If a thermocouple is pushed part way into the kiln wall, will the thermocouple read hotter or cooler than the firing chamber temperature?
During firing, the temperature in the firebricks or ceramic fiber wall is lower than the firing chamber temperature. If the firing chamber is 2000 degrees F, the outer firebrick surface may be only several hundred degrees. The closer you go toward the outside of the firebrick, the lower the temperature.
So if the thermocouple is pushed into the firebrick wall, the thermocouple will register a lower temperature than the firing chamber. This will cause the controller to keep the elements turned on longer to compensate for the low reading, resulting in an overfire.
If the thermocouple extends into the firing chamber by 1/8" instead of the recommended 3/4" - 1", the overfire will be only a few degrees. If you are firing slowly and the heat has soaked into the firebricks, there might not be an overfire at all. But if the thermocouple tip has been pushed well past the firebrick surface, the overfire could be as high as several hundred degrees F.
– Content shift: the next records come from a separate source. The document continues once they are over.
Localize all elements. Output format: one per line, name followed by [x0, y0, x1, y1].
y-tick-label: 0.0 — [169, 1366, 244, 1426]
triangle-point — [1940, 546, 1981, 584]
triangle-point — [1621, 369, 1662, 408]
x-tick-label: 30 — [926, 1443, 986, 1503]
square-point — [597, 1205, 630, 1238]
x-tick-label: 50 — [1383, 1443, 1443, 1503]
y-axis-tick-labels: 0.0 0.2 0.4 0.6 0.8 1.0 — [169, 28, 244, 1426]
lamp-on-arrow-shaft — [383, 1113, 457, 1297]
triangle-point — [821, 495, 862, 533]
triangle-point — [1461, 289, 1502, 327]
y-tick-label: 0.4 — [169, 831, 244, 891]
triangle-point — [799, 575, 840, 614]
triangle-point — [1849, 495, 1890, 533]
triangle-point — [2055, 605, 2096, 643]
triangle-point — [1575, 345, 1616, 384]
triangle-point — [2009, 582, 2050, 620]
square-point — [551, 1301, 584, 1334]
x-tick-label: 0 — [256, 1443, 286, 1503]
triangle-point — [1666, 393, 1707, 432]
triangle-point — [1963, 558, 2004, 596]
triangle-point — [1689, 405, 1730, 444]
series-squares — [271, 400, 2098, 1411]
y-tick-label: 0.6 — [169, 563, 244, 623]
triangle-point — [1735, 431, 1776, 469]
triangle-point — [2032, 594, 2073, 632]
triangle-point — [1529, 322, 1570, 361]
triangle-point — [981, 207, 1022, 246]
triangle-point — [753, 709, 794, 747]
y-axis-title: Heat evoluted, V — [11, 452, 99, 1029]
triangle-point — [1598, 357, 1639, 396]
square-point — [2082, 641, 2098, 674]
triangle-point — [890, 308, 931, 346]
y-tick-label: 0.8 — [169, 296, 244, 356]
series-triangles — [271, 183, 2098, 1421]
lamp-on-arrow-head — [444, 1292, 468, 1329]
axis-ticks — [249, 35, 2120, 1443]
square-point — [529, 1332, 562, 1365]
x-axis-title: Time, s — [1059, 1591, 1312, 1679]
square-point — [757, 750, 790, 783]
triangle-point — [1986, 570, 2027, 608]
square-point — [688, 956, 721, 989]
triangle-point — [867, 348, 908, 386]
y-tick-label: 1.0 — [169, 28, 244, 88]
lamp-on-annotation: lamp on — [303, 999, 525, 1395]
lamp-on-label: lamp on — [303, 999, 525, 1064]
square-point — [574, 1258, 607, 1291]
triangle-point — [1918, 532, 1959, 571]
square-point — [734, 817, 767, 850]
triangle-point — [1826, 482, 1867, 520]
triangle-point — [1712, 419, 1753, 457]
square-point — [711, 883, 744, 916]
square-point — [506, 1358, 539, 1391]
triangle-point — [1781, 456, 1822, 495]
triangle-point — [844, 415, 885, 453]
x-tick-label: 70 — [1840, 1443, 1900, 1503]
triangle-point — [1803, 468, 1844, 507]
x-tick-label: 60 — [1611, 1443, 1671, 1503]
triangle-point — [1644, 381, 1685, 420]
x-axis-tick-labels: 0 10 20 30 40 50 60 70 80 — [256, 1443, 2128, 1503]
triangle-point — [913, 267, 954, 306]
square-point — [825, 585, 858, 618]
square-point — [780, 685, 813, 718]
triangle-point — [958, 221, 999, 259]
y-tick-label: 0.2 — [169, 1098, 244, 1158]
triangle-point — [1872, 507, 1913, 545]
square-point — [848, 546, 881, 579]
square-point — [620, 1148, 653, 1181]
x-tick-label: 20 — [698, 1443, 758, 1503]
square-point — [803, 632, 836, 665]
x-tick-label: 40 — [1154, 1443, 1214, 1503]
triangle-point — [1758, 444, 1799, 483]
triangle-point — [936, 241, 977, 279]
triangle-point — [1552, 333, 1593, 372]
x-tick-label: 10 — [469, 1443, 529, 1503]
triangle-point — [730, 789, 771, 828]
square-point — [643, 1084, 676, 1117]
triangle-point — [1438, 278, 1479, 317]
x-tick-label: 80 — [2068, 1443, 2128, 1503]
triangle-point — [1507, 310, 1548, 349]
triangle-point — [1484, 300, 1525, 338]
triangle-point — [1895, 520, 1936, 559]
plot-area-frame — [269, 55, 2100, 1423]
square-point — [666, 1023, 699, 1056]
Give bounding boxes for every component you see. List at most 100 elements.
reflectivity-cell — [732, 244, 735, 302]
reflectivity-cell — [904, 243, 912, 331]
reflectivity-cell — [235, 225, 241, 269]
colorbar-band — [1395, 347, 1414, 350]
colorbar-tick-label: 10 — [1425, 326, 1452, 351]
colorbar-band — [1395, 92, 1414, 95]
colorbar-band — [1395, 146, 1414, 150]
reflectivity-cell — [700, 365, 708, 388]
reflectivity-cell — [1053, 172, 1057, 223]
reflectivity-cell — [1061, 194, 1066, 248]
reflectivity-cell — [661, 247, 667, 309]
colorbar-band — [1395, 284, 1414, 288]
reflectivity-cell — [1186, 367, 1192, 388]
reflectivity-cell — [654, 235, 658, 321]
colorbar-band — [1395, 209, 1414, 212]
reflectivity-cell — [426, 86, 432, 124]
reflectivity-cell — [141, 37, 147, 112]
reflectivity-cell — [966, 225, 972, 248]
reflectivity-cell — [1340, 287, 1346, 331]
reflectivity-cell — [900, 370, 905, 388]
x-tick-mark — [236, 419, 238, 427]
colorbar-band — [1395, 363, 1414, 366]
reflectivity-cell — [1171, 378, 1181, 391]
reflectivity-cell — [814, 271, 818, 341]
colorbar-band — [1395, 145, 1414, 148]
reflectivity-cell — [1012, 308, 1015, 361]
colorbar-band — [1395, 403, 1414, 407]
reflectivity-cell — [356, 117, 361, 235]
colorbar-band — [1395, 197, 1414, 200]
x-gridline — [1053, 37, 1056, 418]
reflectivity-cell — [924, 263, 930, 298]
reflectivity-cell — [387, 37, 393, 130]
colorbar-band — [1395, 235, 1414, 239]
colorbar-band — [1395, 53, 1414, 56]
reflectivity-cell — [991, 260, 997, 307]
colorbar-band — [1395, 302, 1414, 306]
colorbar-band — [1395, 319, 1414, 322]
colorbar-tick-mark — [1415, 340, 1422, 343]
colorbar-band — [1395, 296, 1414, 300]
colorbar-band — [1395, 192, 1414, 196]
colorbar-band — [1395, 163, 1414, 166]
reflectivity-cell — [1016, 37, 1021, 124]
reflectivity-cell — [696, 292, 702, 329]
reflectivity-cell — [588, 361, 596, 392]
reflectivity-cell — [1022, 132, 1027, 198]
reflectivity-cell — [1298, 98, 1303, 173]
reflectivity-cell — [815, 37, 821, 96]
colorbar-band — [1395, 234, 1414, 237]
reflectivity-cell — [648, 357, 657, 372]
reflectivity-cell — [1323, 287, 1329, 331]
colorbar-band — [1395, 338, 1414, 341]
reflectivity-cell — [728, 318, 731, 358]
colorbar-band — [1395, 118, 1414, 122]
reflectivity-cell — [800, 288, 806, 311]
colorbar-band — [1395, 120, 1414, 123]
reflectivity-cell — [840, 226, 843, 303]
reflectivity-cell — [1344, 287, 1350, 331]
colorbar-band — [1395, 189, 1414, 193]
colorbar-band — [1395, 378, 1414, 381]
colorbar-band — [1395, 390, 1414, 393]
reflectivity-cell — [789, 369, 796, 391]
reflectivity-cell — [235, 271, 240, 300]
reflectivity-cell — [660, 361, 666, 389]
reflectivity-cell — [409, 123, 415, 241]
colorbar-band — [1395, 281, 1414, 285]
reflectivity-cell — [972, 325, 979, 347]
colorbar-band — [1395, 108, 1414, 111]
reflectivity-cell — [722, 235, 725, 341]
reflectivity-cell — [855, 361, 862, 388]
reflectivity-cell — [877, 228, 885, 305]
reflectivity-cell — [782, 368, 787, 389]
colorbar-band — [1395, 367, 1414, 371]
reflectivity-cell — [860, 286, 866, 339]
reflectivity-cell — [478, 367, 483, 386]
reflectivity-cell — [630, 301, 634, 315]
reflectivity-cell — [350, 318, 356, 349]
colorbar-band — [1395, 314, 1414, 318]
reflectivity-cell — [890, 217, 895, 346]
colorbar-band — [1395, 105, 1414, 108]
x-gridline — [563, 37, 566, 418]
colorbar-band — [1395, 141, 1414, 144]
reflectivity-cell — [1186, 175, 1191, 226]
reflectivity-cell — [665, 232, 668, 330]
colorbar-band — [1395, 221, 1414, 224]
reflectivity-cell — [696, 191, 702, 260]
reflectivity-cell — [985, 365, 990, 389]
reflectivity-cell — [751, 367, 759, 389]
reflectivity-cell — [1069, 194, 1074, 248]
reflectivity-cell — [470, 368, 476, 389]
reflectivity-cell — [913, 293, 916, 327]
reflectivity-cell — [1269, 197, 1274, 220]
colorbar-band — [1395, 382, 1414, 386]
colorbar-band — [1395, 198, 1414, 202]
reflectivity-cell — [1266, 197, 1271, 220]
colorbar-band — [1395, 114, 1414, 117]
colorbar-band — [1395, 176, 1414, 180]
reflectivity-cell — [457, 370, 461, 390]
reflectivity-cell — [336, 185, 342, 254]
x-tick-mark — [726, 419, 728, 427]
Another factor is distance to the elements. If the thermocouple hole is near an element, the kiln might not overfire at all when the thermocouple tip is flush with the firebrick surface.
It is very important not to disturb the thermocouple, either by bumping it with a shelf or twisting it. Twisting the thermocouple can cause the two thermocouple wires to touch each other at some point inside the kiln wall. This could short out the thermocouple tip and cause the thermocouple to read the temperature from inside the firebrick wall where the thermocouple wires are touching. This would overfire the kiln.